Als Zyklus‑Trainerin war und ist es mir wichtig, Tools aus eigener Erfahrung zu kennen, sie einordnen zu können und transparent darüber zu sprechen. Der Ring ist für mich kein Muss und kein Massstab. Er ist ganz klar ein Werkzeug unter vielen.
Digitale Tools sind eine Möglichkeit aber kein Muss
Zyklus‑Apps, Temperaturtracking oder Wearables können unterstützen. Sie können vor allem am Anfang eine gewisse Orientierung geben. Und trotzdem ist mir wichtig, klar zu sagen, dass es ist kein Muss ist, einen Zyklusring zu kaufen . Ein Zyklusbewusstsein beginnt nicht mit einem Tool, sondern mit der Aufmerksamkeit.
Es gibt auch leise, nicht-digitale Wege
Rückblickend haben mir vor allem folgende einfache Dinge geholfen, meinen Zyklus besser zu verstehen:
- das Aufschreiben von Beobachtungen
- das Wahrnehmen des emotionalen Zustandes
- zyklisches Planen von Alltag und Pausen
Diese nicht‑digitalen Wege haben mir Vertrauen in meinen Körper zurückgegeben.

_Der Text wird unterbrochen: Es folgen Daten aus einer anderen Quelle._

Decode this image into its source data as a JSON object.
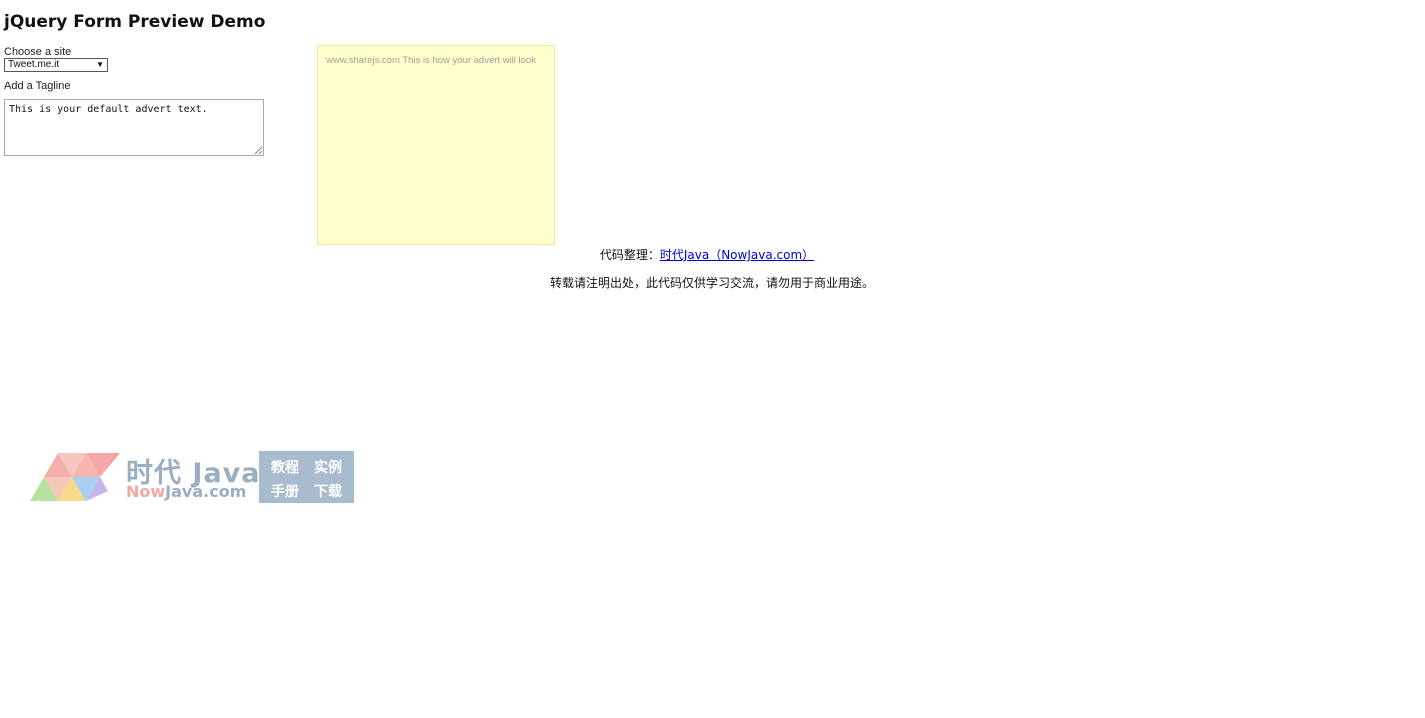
{
  "page": {
    "title": "jQuery Form Preview Demo"
  },
  "form": {
    "site_label": "Choose a site",
    "site_selected": "Tweet.me.it",
    "tagline_label": "Add a Tagline",
    "tagline_value": "This is your default advert text."
  },
  "preview": {
    "text": "www.sharejs.com This is how your advert will look",
    "background": "#ffffcc"
  },
  "footer": {
    "credit_prefix": "代码整理：",
    "credit_link": "时代Java（NowJava.com）",
    "notice": "转载请注明出处，此代码仅供学习交流，请勿用于商业用途。"
  },
  "watermark": {
    "brand": "时代 Java",
    "domain_now": "Now",
    "domain_rest": "Java.com",
    "cells": [
      "教程",
      "实例",
      "手册",
      "下载"
    ]
  },
  "icons": {
    "select_chevron": "chevron-down-icon",
    "resize": "resize-handle-icon",
    "logo": "nowjava-triangles-logo"
  }
}
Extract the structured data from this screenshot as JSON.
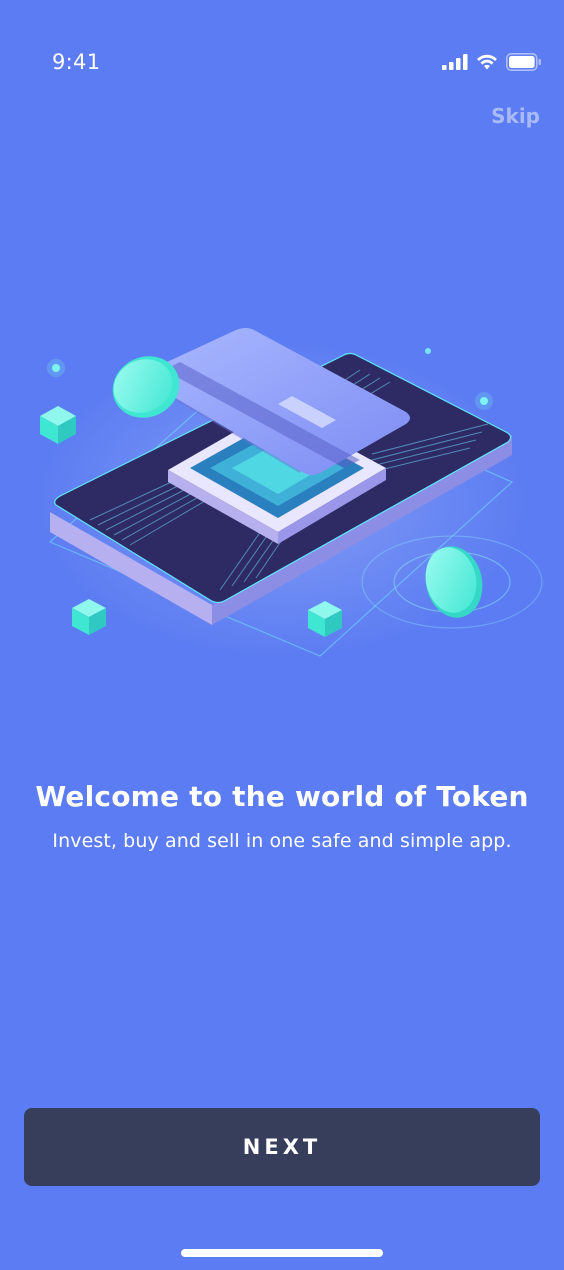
{
  "status_bar": {
    "time": "9:41",
    "icons": [
      "signal-icon",
      "wifi-icon",
      "battery-icon"
    ]
  },
  "header": {
    "skip_label": "Skip"
  },
  "onboarding": {
    "illustration": "phone-card-chip-illustration",
    "title": "Welcome to the world of Token",
    "subtitle": "Invest, buy and sell in one safe and simple app."
  },
  "footer": {
    "next_label": "NEXT"
  },
  "colors": {
    "background": "#5b7cf2",
    "button": "#373e5c",
    "accent_teal": "#54f0dc",
    "skip_text": "#a9bbf6"
  }
}
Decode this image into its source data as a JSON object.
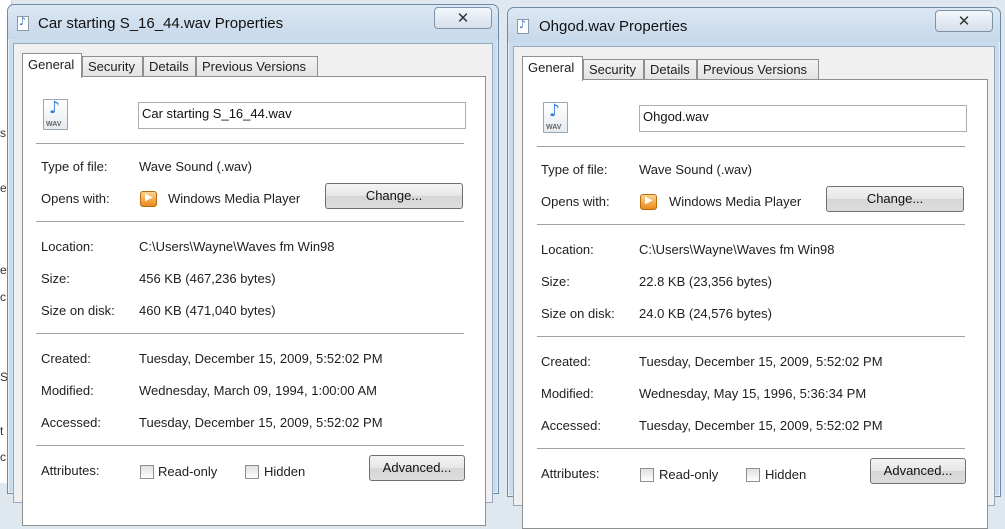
{
  "background": {
    "fragments": [
      "s",
      "e",
      "c",
      "S",
      "t",
      "c"
    ]
  },
  "icons": {
    "title": "wav-file-icon",
    "file": "wav-file-icon",
    "opens_with": "windows-media-player-icon",
    "close": "close-icon"
  },
  "colors": {
    "title_bar": "#c9dcee",
    "panel": "#ffffff",
    "client": "#f0f0f0"
  },
  "dialogs": [
    {
      "title": "Car starting S_16_44.wav Properties",
      "close_label": "✕",
      "tabs": [
        "General",
        "Security",
        "Details",
        "Previous Versions"
      ],
      "icon_label": "WAV",
      "file_name": "Car starting S_16_44.wav",
      "type_of_file_label": "Type of file:",
      "type_of_file": "Wave Sound (.wav)",
      "opens_with_label": "Opens with:",
      "opens_with": "Windows Media Player",
      "change_button": "Change...",
      "location_label": "Location:",
      "location": "C:\\Users\\Wayne\\Waves fm Win98",
      "size_label": "Size:",
      "size": "456 KB (467,236 bytes)",
      "size_on_disk_label": "Size on disk:",
      "size_on_disk": "460 KB (471,040 bytes)",
      "created_label": "Created:",
      "created": "Tuesday, December 15, 2009, 5:52:02 PM",
      "modified_label": "Modified:",
      "modified": "Wednesday, March 09, 1994, 1:00:00 AM",
      "accessed_label": "Accessed:",
      "accessed": "Tuesday, December 15, 2009, 5:52:02 PM",
      "attributes_label": "Attributes:",
      "readonly_label": "Read-only",
      "hidden_label": "Hidden",
      "advanced_button": "Advanced..."
    },
    {
      "title": "Ohgod.wav Properties",
      "close_label": "✕",
      "tabs": [
        "General",
        "Security",
        "Details",
        "Previous Versions"
      ],
      "icon_label": "WAV",
      "file_name": "Ohgod.wav",
      "type_of_file_label": "Type of file:",
      "type_of_file": "Wave Sound (.wav)",
      "opens_with_label": "Opens with:",
      "opens_with": "Windows Media Player",
      "change_button": "Change...",
      "location_label": "Location:",
      "location": "C:\\Users\\Wayne\\Waves fm Win98",
      "size_label": "Size:",
      "size": "22.8 KB (23,356 bytes)",
      "size_on_disk_label": "Size on disk:",
      "size_on_disk": "24.0 KB (24,576 bytes)",
      "created_label": "Created:",
      "created": "Tuesday, December 15, 2009, 5:52:02 PM",
      "modified_label": "Modified:",
      "modified": "Wednesday, May 15, 1996, 5:36:34 PM",
      "accessed_label": "Accessed:",
      "accessed": "Tuesday, December 15, 2009, 5:52:02 PM",
      "attributes_label": "Attributes:",
      "readonly_label": "Read-only",
      "hidden_label": "Hidden",
      "advanced_button": "Advanced..."
    }
  ]
}
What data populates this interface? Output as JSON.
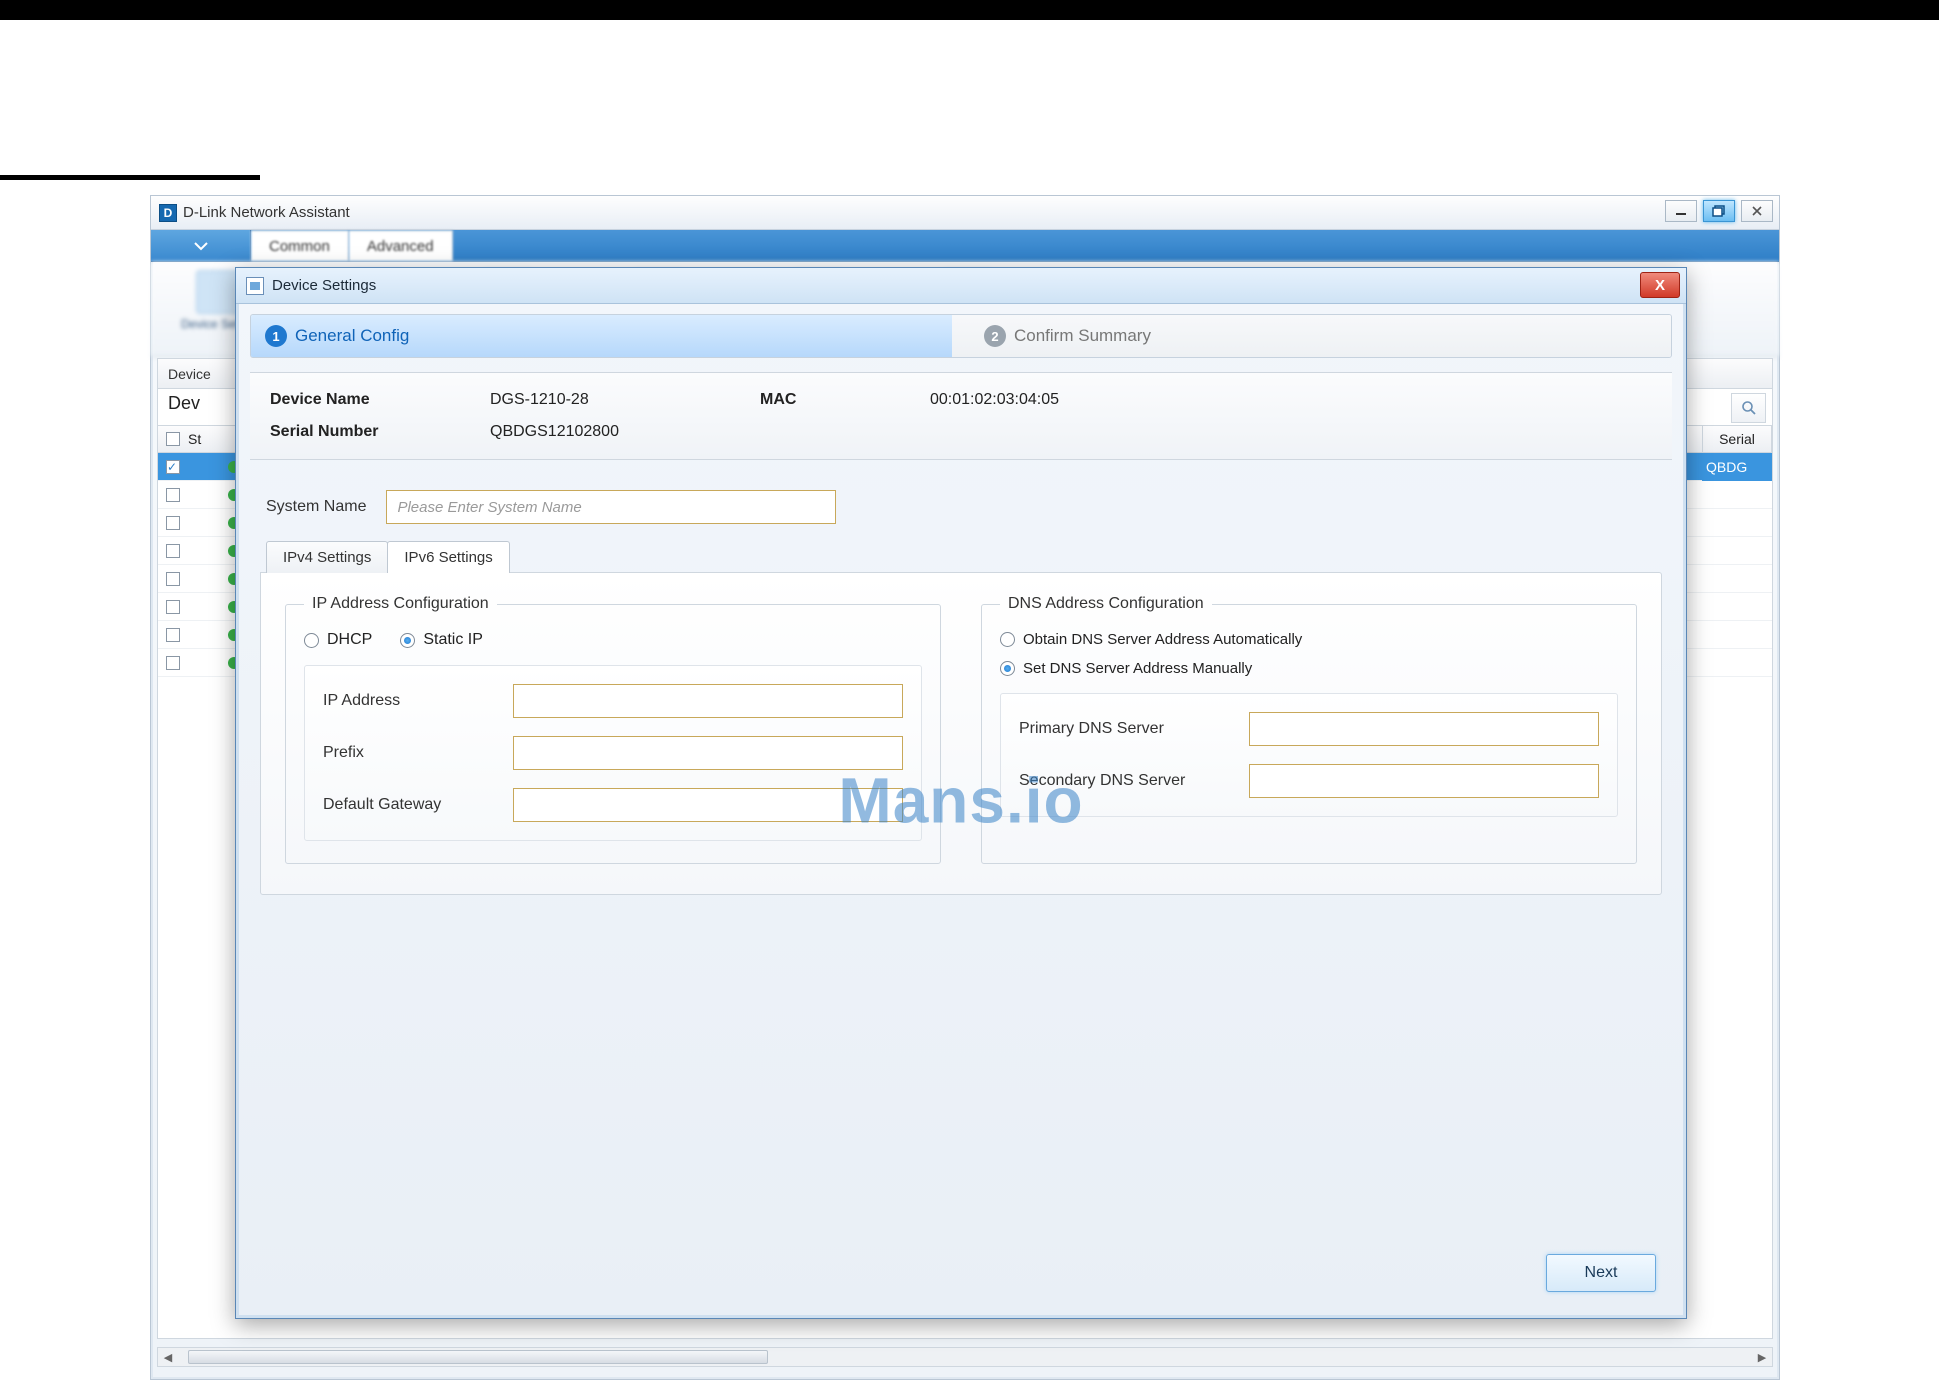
{
  "watermark": "Mans.io",
  "app": {
    "title": "D-Link Network Assistant",
    "logo_letter": "D",
    "ribbon_tabs": [
      "Common",
      "Advanced"
    ],
    "ribbon_button_caption": "Device Settings",
    "table": {
      "header_left": "Device",
      "label": "Dev",
      "header2": "St",
      "serial_header": "Serial",
      "serial_value": "QBDG"
    }
  },
  "modal": {
    "title": "Device Settings",
    "close_glyph": "X",
    "wizard": {
      "step1_num": "1",
      "step1_label": "General Config",
      "step2_num": "2",
      "step2_label": "Confirm Summary"
    },
    "summary": {
      "device_name_label": "Device Name",
      "device_name_value": "DGS-1210-28",
      "mac_label": "MAC",
      "mac_value": "00:01:02:03:04:05",
      "serial_label": "Serial Number",
      "serial_value": "QBDGS12102800"
    },
    "system_name": {
      "label": "System Name",
      "placeholder": "Please Enter System Name",
      "value": ""
    },
    "tabs": {
      "ipv4": "IPv4 Settings",
      "ipv6": "IPv6 Settings",
      "active": "ipv6"
    },
    "ip_group": {
      "legend": "IP Address Configuration",
      "dhcp": "DHCP",
      "static": "Static IP",
      "selected": "static",
      "ip_label": "IP Address",
      "ip_value": "",
      "prefix_label": "Prefix",
      "prefix_value": "",
      "gw_label": "Default Gateway",
      "gw_value": ""
    },
    "dns_group": {
      "legend": "DNS Address Configuration",
      "auto": "Obtain DNS Server Address Automatically",
      "manual": "Set DNS Server Address Manually",
      "selected": "manual",
      "primary_label": "Primary DNS Server",
      "primary_value": "",
      "secondary_label": "Secondary DNS Server",
      "secondary_value": ""
    },
    "next_button": "Next"
  }
}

Vielleicht beginnt zyklisches Selbstwertgefühl genau dort bei den Fragen, die du dir in jeder Phase stellen kannst:
- Welche Emotionen und wann waren diesen Monat am häufigsten da?
- Welche körperlichen Signale sind wiedergekehrt?
- Welche drei Dinge haben meinem Körper gut getan?
- Wann habe ich mich sicher gefühlt und was hat diese Sicherheit möglich gemacht?
Mein Fazit
Definitiv hätte ich mir gewünscht, früher mehr über meinen Zyklus zu wissen auch meiner Migräne zuliebe. Zu Beginn ging es mir um Kontrolle, jedoch stellte ich sehr schnell fest, dass dies so nicht funktioniert.
Inzwischen nutze ich Wissen, Erfahrung und den Zyklusring bewusst als Werkzeuge und Unterstützung. Und ich gebe weiter, was mir selbst lange gefehlt hat:
· Orientierung
· Vertrauen
· Selbstwirksamkeit.
Dieser Blog soll nicht belehrend sein, ich möchte mehr zum Nachdenken animieren. Die entscheidende Frage dabei ist nicht, was sich noch messen lässt, sondern was dir hilft, dir selbst wirklich zuzuhören.
Ich wünsche einen guten Start in den nächsten Monat Mai.